The effect of spectral resolution on biosignature detection via reflected light observations of the Earth through time
Samantha Gilbert-Janizek, Jacob Lustig-Yaeger, Joshua Krissansen-Totton
TLDR
This paper evaluates the optimal spectral resolution for NASA's HWO to detect biosignatures and habitability indicators on exoplanets across Earth's atmospheric history.
Key contributions
- Evaluates HWO spectral resolution for detecting biosignatures (O2, O3, H2O, CH4, CO2, CO) across Earth's history.
- R_Vis=140 is adequate for Phanerozoic O2; low-O2 Proterozoic atmospheres are best probed via O3 at R_UV~7.
- R_NIR>=40 is vital to prevent CO2/CO degeneracy, avoiding false positives; R_NIR=70 suffices for all cases.

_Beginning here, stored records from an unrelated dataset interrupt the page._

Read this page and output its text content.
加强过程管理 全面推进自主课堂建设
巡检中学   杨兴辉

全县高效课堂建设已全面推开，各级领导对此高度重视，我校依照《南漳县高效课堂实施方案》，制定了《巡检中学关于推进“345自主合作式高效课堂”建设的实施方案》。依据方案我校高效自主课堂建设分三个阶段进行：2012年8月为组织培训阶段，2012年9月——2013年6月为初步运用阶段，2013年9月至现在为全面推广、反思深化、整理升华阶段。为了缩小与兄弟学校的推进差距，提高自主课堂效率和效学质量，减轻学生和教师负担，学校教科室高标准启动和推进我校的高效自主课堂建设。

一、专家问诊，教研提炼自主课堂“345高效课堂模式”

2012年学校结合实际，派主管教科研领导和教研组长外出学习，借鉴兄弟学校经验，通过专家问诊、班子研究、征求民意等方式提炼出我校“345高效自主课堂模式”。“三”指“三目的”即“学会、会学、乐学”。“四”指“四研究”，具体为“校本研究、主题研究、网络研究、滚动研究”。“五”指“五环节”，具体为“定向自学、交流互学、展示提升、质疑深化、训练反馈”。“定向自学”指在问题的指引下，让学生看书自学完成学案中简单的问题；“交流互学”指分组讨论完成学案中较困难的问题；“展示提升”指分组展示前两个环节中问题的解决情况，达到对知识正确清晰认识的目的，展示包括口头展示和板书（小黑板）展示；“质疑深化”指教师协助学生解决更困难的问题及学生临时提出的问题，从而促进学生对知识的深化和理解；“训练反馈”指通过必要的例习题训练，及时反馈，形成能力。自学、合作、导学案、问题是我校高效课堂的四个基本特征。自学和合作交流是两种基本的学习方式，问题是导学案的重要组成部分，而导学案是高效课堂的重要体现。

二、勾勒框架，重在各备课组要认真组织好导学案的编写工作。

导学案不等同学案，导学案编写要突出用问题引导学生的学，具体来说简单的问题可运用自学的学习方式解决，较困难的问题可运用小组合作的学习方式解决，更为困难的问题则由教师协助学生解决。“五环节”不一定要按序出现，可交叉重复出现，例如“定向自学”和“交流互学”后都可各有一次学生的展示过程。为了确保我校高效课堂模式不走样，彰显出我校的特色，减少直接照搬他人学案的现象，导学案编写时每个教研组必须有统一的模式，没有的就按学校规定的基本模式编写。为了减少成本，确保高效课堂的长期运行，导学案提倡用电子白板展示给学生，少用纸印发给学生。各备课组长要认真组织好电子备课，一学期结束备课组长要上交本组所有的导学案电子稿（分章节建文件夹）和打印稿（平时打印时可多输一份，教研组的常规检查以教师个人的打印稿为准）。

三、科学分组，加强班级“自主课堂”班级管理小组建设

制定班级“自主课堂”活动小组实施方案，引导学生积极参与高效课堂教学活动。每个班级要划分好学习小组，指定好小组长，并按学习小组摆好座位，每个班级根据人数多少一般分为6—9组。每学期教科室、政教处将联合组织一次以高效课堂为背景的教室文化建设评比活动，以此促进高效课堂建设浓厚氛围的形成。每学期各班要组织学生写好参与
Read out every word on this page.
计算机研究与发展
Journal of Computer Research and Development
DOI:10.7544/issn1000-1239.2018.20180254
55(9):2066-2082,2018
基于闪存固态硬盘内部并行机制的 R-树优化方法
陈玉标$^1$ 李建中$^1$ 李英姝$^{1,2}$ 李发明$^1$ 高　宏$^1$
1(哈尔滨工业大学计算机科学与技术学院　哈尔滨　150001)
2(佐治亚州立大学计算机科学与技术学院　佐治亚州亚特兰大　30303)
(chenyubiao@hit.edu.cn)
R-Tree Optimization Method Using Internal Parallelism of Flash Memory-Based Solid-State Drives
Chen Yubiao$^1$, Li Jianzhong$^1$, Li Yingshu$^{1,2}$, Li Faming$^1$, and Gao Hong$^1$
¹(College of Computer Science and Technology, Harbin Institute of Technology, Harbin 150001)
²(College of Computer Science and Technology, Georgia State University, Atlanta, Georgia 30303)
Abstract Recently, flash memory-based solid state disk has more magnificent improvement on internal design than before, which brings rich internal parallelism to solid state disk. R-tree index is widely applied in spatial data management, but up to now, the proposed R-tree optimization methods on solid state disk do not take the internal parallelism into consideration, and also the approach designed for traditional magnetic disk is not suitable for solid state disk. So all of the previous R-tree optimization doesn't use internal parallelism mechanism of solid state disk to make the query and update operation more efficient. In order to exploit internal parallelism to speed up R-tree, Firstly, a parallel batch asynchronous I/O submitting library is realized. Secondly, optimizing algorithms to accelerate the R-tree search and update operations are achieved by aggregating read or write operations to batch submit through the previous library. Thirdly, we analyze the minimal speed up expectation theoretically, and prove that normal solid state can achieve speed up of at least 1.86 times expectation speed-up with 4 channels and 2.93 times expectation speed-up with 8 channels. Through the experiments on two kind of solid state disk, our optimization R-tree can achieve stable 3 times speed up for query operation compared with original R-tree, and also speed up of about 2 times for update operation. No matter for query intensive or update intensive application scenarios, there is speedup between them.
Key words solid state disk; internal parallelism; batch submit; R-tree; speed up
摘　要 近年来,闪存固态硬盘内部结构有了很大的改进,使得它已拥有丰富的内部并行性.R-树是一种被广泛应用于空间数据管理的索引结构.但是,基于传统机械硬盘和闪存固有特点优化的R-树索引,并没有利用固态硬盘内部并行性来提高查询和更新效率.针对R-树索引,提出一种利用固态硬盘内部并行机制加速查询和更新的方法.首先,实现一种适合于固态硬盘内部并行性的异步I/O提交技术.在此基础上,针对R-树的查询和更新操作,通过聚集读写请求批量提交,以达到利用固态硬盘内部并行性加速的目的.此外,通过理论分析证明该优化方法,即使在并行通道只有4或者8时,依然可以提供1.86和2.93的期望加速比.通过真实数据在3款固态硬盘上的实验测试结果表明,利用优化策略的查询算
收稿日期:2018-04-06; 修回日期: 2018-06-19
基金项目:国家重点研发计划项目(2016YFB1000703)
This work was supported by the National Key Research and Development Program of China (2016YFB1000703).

- Findings validate HWO's current baseline spectral resolution choices for exoplanet life detection.
Why it matters
This paper provides critical guidance for designing NASA's Habitable Worlds Observatory. It optimizes instrument parameters to balance biosignature detectability with technical feasibility, ensuring efficient searches for life. The findings directly inform HWO's spectrometer requirements.
Original Abstract
NASA's Habitable Worlds Observatory (HWO) will search for biosignatures on Earth-like exoplanets using reflected light spectroscopy. A critical instrument design parameter is resolving power, which must balance biosignature detectability against exposure time and detector noise constraints. We assess the resolving power needed to detect and characterize key biosignature gases and habitability indicators including O$_2$, O$_3$, H$_2$O, CH$_4$, CO$_2$ and CO across atmospheres representing the Archean, Proterozoic, and Phanerozoic Earth. We combine analytical detectability calculations spanning spectral resolutions ($λ/Δλ$) $R=20$-$5000$ with atmospheric retrievals using the rfast radiative transfer model and pyEDITH exposure time calculator for realistic wavelength-dependent noise modeling. In the visible ($0.4$-$1.0$ $μ$m), the nominal resolution $R_{Vis}=140$ is sufficient for detecting O$_2$ in Phanerozoic-like atmospheres. Higher resolutions could theoretically reduce exposure times for low-O$_2$ Proterozoic atmospheres, but require $>10\times$ reductions in dark current and could increase H$_2$O detection exposure times by $\sim 2\times$, penalizing the foundational habitability constraint that anchors downstream biosignature searches. The most efficient path for low-O$_2$ atmospheres may instead be indirect inference via O$_3$, whose Hartley-Huggins bands are detectable at $R_{UV}\sim 7$. In the near-IR ($1.0$-$1.7$ $μ$m), $R_{NIR}\geq40$ is necessary to avoid a degeneracy between CO$_2$ and CO that could produce false positive detections of abundant CO. The nominal $R_{NIR}=70$ is sufficient for characterizing all Earth-through-time cases. These results support HWO's current baseline resolution choices and provide actionable guidance for finalizing spectrometer requirements while maintaining technological feasibility for the search for life on exoplanets.